Yeni anayasaya ilişkin ise Erdoğan, "Bir süre önce gündeme getirdiğimiz, ülkemize, tarihimizde ilk defa doğrudan milli iradenin eliyle yeni bir Anayasa kazandırma teklifimizin de Meclis'imiz tarafından başarıyla hayata geçirileceğini ümit ediyorum. Meclis'imizin mümkün olursa tamamının uzlaşmasıyla hazırlanacak bir yeni Anayasa, milletimize vereceğimiz en güzel 2023 hediyesi olacaktır. Bunun için Türkiye Büyük Millet Meclisinde grubu bulunan partilerin yeni Anayasa tekliflerini en kısa sürede kamuoyuyla paylaşmalarını bekliyoruz. Biz, seferle mükellef olduğumuz inancıyla bu girişimi başlattık, hazırlıklarımızı yapıyoruz, neticede karar ve takdir yüce Meclis'indir. Ülkemize kazandırmayı hedeflediğimiz doğrudan milli irade eliyle hazırlanmış bu ilk Anayasa teklifimize destek ve katkı verecek herkese şimdiden teşekkür ediyoruz." diye konuştu.
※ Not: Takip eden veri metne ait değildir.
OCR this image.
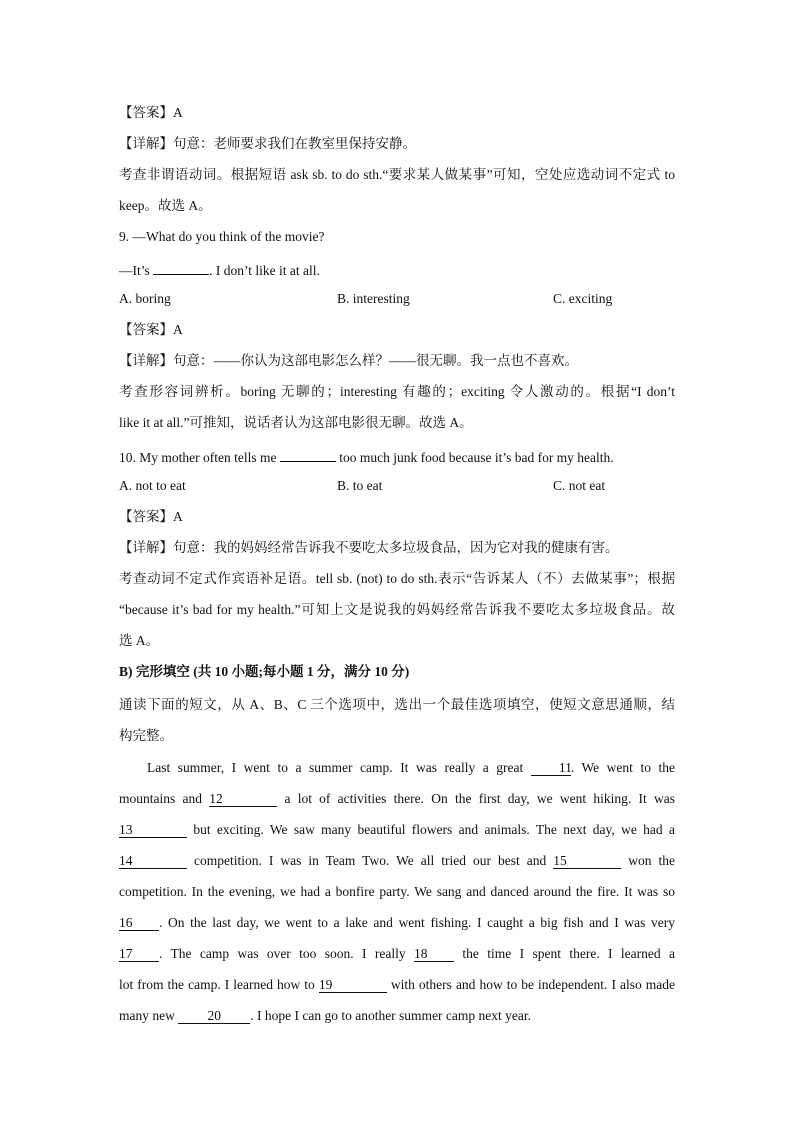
【答案】A
【详解】句意：老师要求我们在教室里保持安静。
考查非谓语动词。根据短语 ask sb. to do sth.“要求某人做某事”可知，空处应选动词不定式 to
keep。故选 A。
9. —What do you think of the movie?
—It’s	. I don’t like it at all.
A. boring	B. interesting	C. exciting
【答案】A
【详解】句意：——你认为这部电影怎么样？——很无聊。我一点也不喜欢。
考查形容词辨析。boring 无聊的；interesting 有趣的；exciting 令人激动的。根据“I don’t
like it at all.”可推知，说话者认为这部电影很无聊。故选 A。
10. My mother often tells me	too much junk food because it’s bad for my health.
A. not to eat	B. to eat	C. not eat
【答案】A
【详解】句意：我的妈妈经常告诉我不要吃太多垃圾食品，因为它对我的健康有害。
考查动词不定式作宾语补足语。tell sb. (not) to do sth.表示“告诉某人（不）去做某事”；根据
“because it’s bad for my health.”可知上文是说我的妈妈经常告诉我不要吃太多垃圾食品。故
选 A。
B) 完形填空 (共 10 小题;每小题 1 分，满分 10 分)
通读下面的短文，从 A、B、C 三个选项中，选出一个最佳选项填空，使短文意思通顺，结
构完整。
Last summer, I went to a summer camp. It was really a great 11. We went to the
mountains and 12	a lot of activities there. On the first day, we went hiking. It was
13	but exciting. We saw many beautiful flowers and animals. The next day, we had a
14	competition. I was in Team Two. We all tried our best and 15	won the
competition. In the evening, we had a bonfire party. We sang and danced around the fire. It was so
16 . On the last day, we went to a lake and went fishing. I caught a big fish and I was very
17 . The camp was over too soon. I really 18 the time I spent there. I learned a
lot from the camp. I learned how to 19	with others and how to be independent. I also made
many new 20 . I hope I can go to another summer camp next year.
- "Azerbaycanlı kardeşlerimizle yine bir araya geleceğiz"
2020'de yeni yasama yılının açılışı için bir araya geldiklerinde, Meclis'ten, Karabağ'ı ve işgal altındaki topraklarını kurtarmak için savaşan Azerbaycanlılara desteğini ve duasını ifade ettiğini belirten Erdoğan, 44 gün süren bu zorlu mücadelenin, Azerbaycan'ın zaferiyle sonuçlandığını hatırlattı.
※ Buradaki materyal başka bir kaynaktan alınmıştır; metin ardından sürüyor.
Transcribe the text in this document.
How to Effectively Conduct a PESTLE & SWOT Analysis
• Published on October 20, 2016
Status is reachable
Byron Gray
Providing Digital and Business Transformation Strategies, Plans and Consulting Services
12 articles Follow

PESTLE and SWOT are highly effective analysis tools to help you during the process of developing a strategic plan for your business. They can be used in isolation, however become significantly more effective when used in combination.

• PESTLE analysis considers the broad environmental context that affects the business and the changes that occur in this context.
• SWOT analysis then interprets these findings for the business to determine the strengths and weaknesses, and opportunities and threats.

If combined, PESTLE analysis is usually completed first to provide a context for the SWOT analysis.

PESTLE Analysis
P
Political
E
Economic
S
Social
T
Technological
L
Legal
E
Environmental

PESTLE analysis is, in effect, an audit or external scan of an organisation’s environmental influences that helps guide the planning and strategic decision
Böylece yaklaşık 30 yıldır işgal altındaki Azerbaycan toprakları ve Karabağ'ın yeniden özgürlüğüne kavuştuğunu, bizzat Bakü ve Şuşa'yı ziyaret ederek Azerbaycanlıların sevinçlerine ortak olduklarını belirten Erdoğan, şöyle devam etti:
"İnşallah önümüzdeki haftalarda Azerbaycanlı kardeşlerimizle yine bir araya geleceğiz. Karabağ Savaşı sırasında ve sonrasında yaşanan gelişmeler, Azerbaycanlı kardeşlerimiz kadar bizim için de adeta bir turnusol kağıdı işlevi görmüştür. İşgal altındaki topraklarını kurtarma mücadelesi veren bir ülkeye ve onu destekleyen Türkiye'ye yönelik, buram buram kin ve nefret kokan tutumları asla unutmayacağız. Yaşadığımız her tecrübeyi bir ders haline getirerek geleceğe bakacağız. Biz kardeşliğin, dostluğun, yoldaşlığın, dayanışmanın, iş birliğinin kadrini, kıymetini bilen, her adımımızı buna göre atan bir ülkeyiz.
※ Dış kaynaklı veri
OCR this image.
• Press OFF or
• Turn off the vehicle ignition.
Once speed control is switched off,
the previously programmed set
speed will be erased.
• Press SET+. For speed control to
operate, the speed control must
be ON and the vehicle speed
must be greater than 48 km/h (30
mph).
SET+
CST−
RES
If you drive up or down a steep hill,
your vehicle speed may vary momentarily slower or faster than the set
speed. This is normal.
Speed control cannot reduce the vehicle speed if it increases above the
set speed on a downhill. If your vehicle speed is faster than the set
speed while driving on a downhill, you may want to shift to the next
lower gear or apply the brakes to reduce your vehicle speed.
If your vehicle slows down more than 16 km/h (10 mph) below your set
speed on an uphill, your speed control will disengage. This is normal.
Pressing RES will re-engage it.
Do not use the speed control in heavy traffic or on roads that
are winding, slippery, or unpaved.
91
Suriye'den Libya'ya, Balkanlar'dan Kafkasya'ya, Somali'den Afganistan'a her yerde aynı anlayışla hareket ettik, ediyoruz. Akdeniz'deki hak ve menfaatlerimizi korurken Kıbrıs Türkü kardeşlerimizin iki devletli çözüm yolunda attıkları adımlara destek olduk. Bu kapsamda, Kapalı Maraş'ın yeniden açılması başta olmak üzere, pek çok önemli adım attık, atmayı sürdüreceğiz. Batı Trakya'daki Türk ve Müslüman unsurların, hepsi de uluslararası anlaşmalara dayalı haklarının korunması için tüm platformlarda mücadeleye devam edeceğiz. Kırımlı kardeşlerimizin haklarını Ukrayna'nın toprak bütünlüğü temelinde savunurken Çin'in toprak bütünlüğü temelinde Uygur Türklerinin insan haklarından en geniş manada istifade edebilmelerinin de takipçisi olacağız. Filistin ve Kudüs'ten Keşmir'e, Rohinga Müslümanlarından Afrika'da güvenlik ve yoksulluk cenderesi altında hayatlarını sürdüren insanlara kadar herkese gönül kapımızı sonuna kadar açık tutacağız. Nerede bir mazlum, nerede bir mağdur varsa hep yanlarında olmaya gayret gösterdik, göstereceğiz. Ülke ve millet olarak, hamdolsun, geçmişimizde ne sömürgecilik utancı ne soykırım ayıbı ne haksızlık ve adaletsizlik lekesi vardır. Bunun için de her yere, alnımız ak bir şekilde göğsümüzü gererek gidiyor, tenkitlerimizi de tekliflerimizi de hasbi bir şekilde dile getiriyoruz."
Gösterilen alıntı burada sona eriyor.